RIKEN couldn’t use the system’s complete energy for the June competition due to the fact his crew didn’t have sufficient time, Matsuoka explained that they only had about two weeks in their hand to the closing date from the time they added up the very last nodes of the machine. They had little or no time, and some benchmarks were compromised. Since then, his crew had enough possibility now no longer most effective to convey up the closing nodes withinside the complete cluster however additionally to tune the code for optimum performance.

Fugaku – Fastest Supercomputer in the world scored what the supercomputing enterprise now calls a “triple,” scoring first at the accompanying HPCG and HPL-AI benchmark tests. HPCG affords what long-time Top500 co-maintainer Martin Meuer called “every other attitude into the hardware,” giving greater favorable rankings to structures that are tuned for performance and manipulate of reminiscence bandwidth, for instance. HPL-AI is a miles quicker jogging test, buying and selling high-precision floating-factor operations for lower-precision math greater generally utilized in device learning.

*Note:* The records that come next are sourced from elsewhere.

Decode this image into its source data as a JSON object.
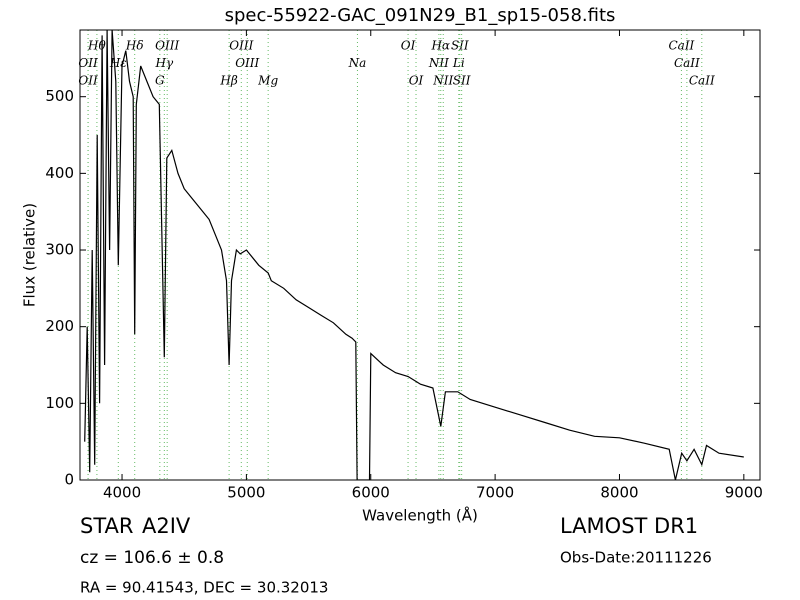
{
  "chart_data": {
    "type": "line",
    "title": "spec-55922-GAC_091N29_B1_sp15-058.fits",
    "x_label": "Wavelength (Å)",
    "y_label": "Flux (relative)",
    "color": "#000000",
    "annotation_color": "#66bb66",
    "xlim": [
      3662,
      9130
    ],
    "ylim": [
      0,
      587
    ],
    "xticks": [
      4000,
      5000,
      6000,
      7000,
      8000,
      9000
    ],
    "yticks": [
      0,
      100,
      200,
      300,
      400,
      500
    ],
    "x": [
      3700,
      3720,
      3740,
      3760,
      3780,
      3800,
      3820,
      3840,
      3860,
      3880,
      3900,
      3920,
      3950,
      3970,
      4000,
      4030,
      4060,
      4090,
      4102,
      4115,
      4150,
      4200,
      4250,
      4300,
      4340,
      4360,
      4400,
      4450,
      4500,
      4550,
      4600,
      4650,
      4700,
      4750,
      4800,
      4840,
      4861,
      4880,
      4920,
      4950,
      5000,
      5100,
      5175,
      5200,
      5300,
      5400,
      5500,
      5600,
      5700,
      5800,
      5850,
      5880,
      5890,
      5990,
      6000,
      6100,
      6200,
      6300,
      6400,
      6500,
      6563,
      6600,
      6700,
      6800,
      7000,
      7200,
      7400,
      7600,
      7800,
      8000,
      8200,
      8400,
      8450,
      8500,
      8542,
      8600,
      8662,
      8700,
      8800,
      9000
    ],
    "values": [
      50,
      200,
      10,
      300,
      20,
      450,
      100,
      580,
      150,
      587,
      300,
      587,
      520,
      280,
      540,
      560,
      520,
      500,
      190,
      490,
      540,
      520,
      500,
      490,
      160,
      420,
      430,
      400,
      380,
      370,
      360,
      350,
      340,
      320,
      300,
      260,
      150,
      260,
      300,
      295,
      300,
      280,
      270,
      260,
      250,
      235,
      225,
      215,
      205,
      190,
      185,
      180,
      0,
      0,
      165,
      150,
      140,
      135,
      125,
      120,
      70,
      115,
      115,
      105,
      95,
      85,
      75,
      65,
      57,
      55,
      48,
      40,
      0,
      35,
      25,
      40,
      20,
      45,
      35,
      30
    ],
    "annotations": [
      {
        "text": "Hθ",
        "x": 3798
      },
      {
        "text": "OII",
        "x": 3727
      },
      {
        "text": "OII",
        "x": 3727
      },
      {
        "text": "Hδ",
        "x": 4102
      },
      {
        "text": "Hγ",
        "x": 4340
      },
      {
        "text": "G",
        "x": 4304
      },
      {
        "text": "OIII",
        "x": 4363
      },
      {
        "text": "OIII",
        "x": 5007
      },
      {
        "text": "Hβ",
        "x": 4861
      },
      {
        "text": "OIII",
        "x": 4959
      },
      {
        "text": "Na",
        "x": 5893
      },
      {
        "text": "Mg",
        "x": 5175
      },
      {
        "text": "OI",
        "x": 6300
      },
      {
        "text": "NII",
        "x": 6548
      },
      {
        "text": "OI",
        "x": 6364
      },
      {
        "text": "Hα",
        "x": 6563
      },
      {
        "text": "Li",
        "x": 6708
      },
      {
        "text": "NII",
        "x": 6583
      },
      {
        "text": "SII",
        "x": 6716
      },
      {
        "text": "CaII",
        "x": 8542
      },
      {
        "text": "SII",
        "x": 6731
      },
      {
        "text": "CaII",
        "x": 8498
      },
      {
        "text": "Hε",
        "x": 3970
      },
      {
        "text": "CaII",
        "x": 8662
      }
    ]
  },
  "footer": {
    "class": "STAR",
    "subclass": "A2IV",
    "survey": "LAMOST DR1",
    "cz": "cz = 106.6 ± 0.8",
    "obs_date": "Obs-Date:20111226",
    "coords": "RA = 90.41543, DEC = 30.32013"
  }
}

Fugaku’s prolonged overall performance lead represents even extra achievement for Arm architectures, which have been receiving lots extra scrutiny now that the bodily obstacles of Moore’s Law seem to were reached. Data Center Knowledge (DCK) requested Matsuoka if there are any instructions to be discovered from Fujitsu’s improvement of its supercomputer-unique processors which could explain why Fugaku keeps reveling in the sort of overall performance benefit over x86-primarily based structures at the list.

In the first lesson, he instructed DCK, which turned into the significance of co-design. “When, globally, they launched into this undertaking of looking to attain exascale (1 exaflop per second and beyond), The emphasis now lies on simply converting to the exascale, however clearly to excel in software overall performance.

The eventual co-designers of A64FX decided that, at its modern boom trajectory, reminiscence bandwidth have to be x86 server-magnificence CPUs might contact 200GB/s (gigabyte in keeping with second). For the programs RIKEN started planning, they might want 1 TB/s. Soon, AMD, Samsung, and SK Hynix began out taking part in High-Bandwidth Memory (HBM), wherein bandwidth can be accelerated via way of means of stacking DRAM modules atop one another. That maybe rating a few factors with cloud or organization server manufacturers, however, He said the appreciation of caching HBM hierarchies and chip interconnects could create problems; elements that might have been adverse to the deterministic overall performance that HPC additives require.

Research establishments are a good deal extra inclined to undertake new technologies, to strive out new things, and to go along with architectures that are not the least unusual place with the market. For example, IBM Power AC922 structures coupled with Nvidia GPUs (8 of the present-day Top500 structures), AMD-primarily based structures (24 of 500), and Arm-primarily based structures (3 of 500).